The most revealing sign of caution came from the cash flow statement. Despite the third quarter being peak travel season, United reported negative free cash flow of $153 million. That alone should make investors stop and think. Profitable airlines don’t usually burn cash during their busiest months.

Management’s actions echoed that concern. United bought back $612 million of its stock earlier this year. In the third quarter, it repurchased only $19 million. That’s not a slowdown—it’s practically a stop. When leaders praise their stock publicly but stop buying it privately, it sends a loud message: preserving cash matters more than projecting confidence.

Investors Look Ahead: Can United Handle the Pressure?

United now faces a classic “show-me” set-up. Its bold guidance for the fourth quarter assumes revenue per seat will suddenly improve, even as the airline absorbs the very costs it delayed to make Q3 look better. Holiday travel demand could help, but execution must be flawless.

Analysts believe the market initially reacted to the headline earnings. However, the deeper risks—weak pricing and rising costs—may not be fully reflected in the stock price. United is spending heavily on long-term bets like supersonic jets from Astro Mechanica and high-speed Wi-Fi. Those may differentiate the brand eventually, but they’re expensive today and don’t fix the immediate revenue problem.
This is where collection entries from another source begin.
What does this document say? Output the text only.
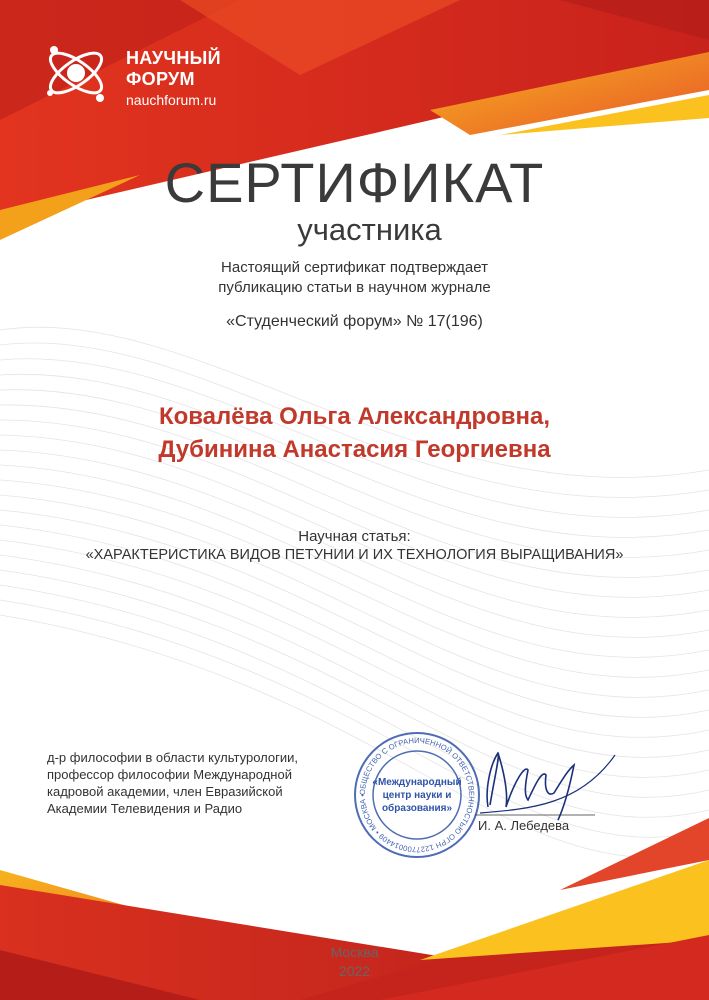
НАУЧНЫЙ
ФОРУМ
nauchforum.ru
СЕРТИФИКАТ
участника
Настоящий сертификат подтверждает
публикацию статьи в научном журнале
«Студенческий форум» № 17(196)
Ковалёва Ольга Александровна,
Дубинина Анастасия Георгиевна
Научная статья:
«ХАРАКТЕРИСТИКА ВИДОВ ПЕТУНИИ И ИХ ТЕХНОЛОГИЯ ВЫРАЩИВАНИЯ»
д-р философии в области культурологии,
профессор философии Международной
кадровой академии, член Евразийской
Академии Телевидения и Радио
ОБЩЕСТВО С ОГРАНИЧЕННОЙ ОТВЕТСТВЕННОСТЬЮ ОГРН 1227700014409 • МОСКВА •
«Международный
центр науки и
образования»
И. А. Лебедева
Москва
2022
Trading the Gap Between Hype and Reality

Because of the uneven results, some investors are considering relative trades. One strategy gaining attention: short United and go long Delta . Both airlines face the same economic backdrop, but Delta appears to be executing better, especially in premium demand. It also hasn’t shown the same collapse in unit revenue, giving it a cleaner story.

Over the next few months, several metrics will determine United’s fate. TRASM in Q4 must at least stabilize. If it drops again, pricing pressure is deepening. Costs per seat mile will finally reflect the deferred expenses, so the real cost structure will be exposed. And most importantly, free cash flow must turn meaningfully positive. Without that, investors will question management’s discipline.

United delivered a masterclass in hitting short-term targets. The real question is whether the long-term bill will be far more expensive than investors expect. Right now, the turbulence isn’t in the air—it’s in the numbers.


Disclaimer: This article provides information, not financial advice. Market conditions and data can change rapidly. Readers should consult a qualified financial advisor before making investment decisions. Past performance does not guarantee future results.